Envoyé par Thomas Rhotomago 
25 avril 2015, 21:33   L'homme sans méfiance
" Au lieu du chemin de fer public, voici le chemin de fer individuel, l'automobile. Au lieu du chemin de fer intransigeant, voici le chemin de fer aux départs de toutes les minutes. Au lieu du chemin de fer à l'horaire à itinéraire immuable et plat, aux mœurs de taupe, qui disparaît dans des trous sous les collines, voici le chemin de fer léger qui varie sa route au gré de son maître, qui vole sur les montagnes et glisse dans les vallées. Voici enfin le chemin de fer déraillé, au beau sens du mot !
La suppression pratique des distances moyennes, des distances proportionnelles à notre activité, tel est le problème grandiose que l'automobile résout aujourd'hui pour quelques hommes encore, demain pour de moins fortunés, un jour peut-être pour la plupart.
Mettre entre les mains des hommes un admirable outil de travail et de relations qui laisse à chacun son initiative propre et amplifie cette initiative ; donner aux hommes le moyen de se fréquenter davantage, de se connaître mieux, de se détester moins, et peut-être, à force de traverser des frontières, d'effacer les expressions "étranger" et "ennemi" qui barrent la route à l'internationalisme sain. Tel est le rêve d'économie et d'économie politique qui plane au-dessus de notre monde spécial de l'automobile.
La révolution sociale opérée par l'automobilisme m'entraînerait à l'exposé de trop longues considérations.
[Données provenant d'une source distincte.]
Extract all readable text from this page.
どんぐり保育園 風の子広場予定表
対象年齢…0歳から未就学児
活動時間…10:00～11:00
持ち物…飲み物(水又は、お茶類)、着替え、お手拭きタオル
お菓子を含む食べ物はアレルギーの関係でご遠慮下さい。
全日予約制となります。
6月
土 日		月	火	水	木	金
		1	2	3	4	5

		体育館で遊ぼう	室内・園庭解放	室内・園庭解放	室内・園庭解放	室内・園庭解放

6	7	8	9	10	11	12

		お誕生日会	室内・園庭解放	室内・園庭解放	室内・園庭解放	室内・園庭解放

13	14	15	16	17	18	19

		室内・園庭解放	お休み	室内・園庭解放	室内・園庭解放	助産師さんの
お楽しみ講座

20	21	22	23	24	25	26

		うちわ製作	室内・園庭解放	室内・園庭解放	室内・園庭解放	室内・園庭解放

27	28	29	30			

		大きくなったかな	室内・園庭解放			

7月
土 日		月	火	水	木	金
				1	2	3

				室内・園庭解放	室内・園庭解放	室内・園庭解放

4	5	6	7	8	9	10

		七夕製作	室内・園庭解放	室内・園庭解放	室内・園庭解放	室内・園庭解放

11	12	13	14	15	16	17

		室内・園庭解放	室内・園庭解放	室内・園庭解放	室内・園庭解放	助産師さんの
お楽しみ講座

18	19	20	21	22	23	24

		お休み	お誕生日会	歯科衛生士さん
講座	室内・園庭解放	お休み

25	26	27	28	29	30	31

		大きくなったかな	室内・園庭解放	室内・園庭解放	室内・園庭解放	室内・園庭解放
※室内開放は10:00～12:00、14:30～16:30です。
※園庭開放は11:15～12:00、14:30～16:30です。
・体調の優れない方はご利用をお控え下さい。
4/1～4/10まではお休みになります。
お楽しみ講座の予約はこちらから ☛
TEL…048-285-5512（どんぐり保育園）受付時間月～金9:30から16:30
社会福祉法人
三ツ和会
Je ne citerai qu'un seul exemple de son pouvoir bienfaisant, la poussée extraordinaire que l'automobile a donné à l'instruction générale.
Et il était fatal qu'il en advint ainsi. Car l'homme intelligent qui a voulu goûter à ce progrès délicieux du chemin de fer individuel a vu la femme au visage dur, qui s'appelle la Nécessité, se dresser devant lui et lui dire : "Tu veux, toi aussi, cette joie nouvelle ? Soit. Mais tu n'en goûteras la volupté que si tu apprends sa technique. Tu ne savoureras ton plaisir que si tu apprends à connaître dans leurs détails les causes de vie de la petite machine ailée que tu aimes." "

Baudry de Saunier L'Art de bien conduire une automobile (1905)
Quand il y avait un automobiliste pour mille français, l'automobile était bien telle que la présente ce texte. Selon les lois de la dialectique bien connues, c'est la quantité, le nombre et la masse qui ont fait plier la qualité. L'encombrement automobile d'aujourd'hui "barre la route" aux rapports humains directs et sains, est source d'une agressivité aberrante entre les humains. Gravissant la montagne Sainte-Baume la semaine dernière je croise des gens qui font comme moi : nous échangeons des sourires, des remarques plaisantes, de la bonne humeur, et même de l'attention réciproque, et je me dis que les mêmes que je croiserais en bas sur les routes de la vallée ou plus loin en pleine ville, enfermés dans leur cage de fer sur roulettes, m'adresseraient des regards de tueurs, de mangeurs d'hommes, la gueulante charretière prête à jaillir de leurs mâchoires serrées au premier feux de carrefour.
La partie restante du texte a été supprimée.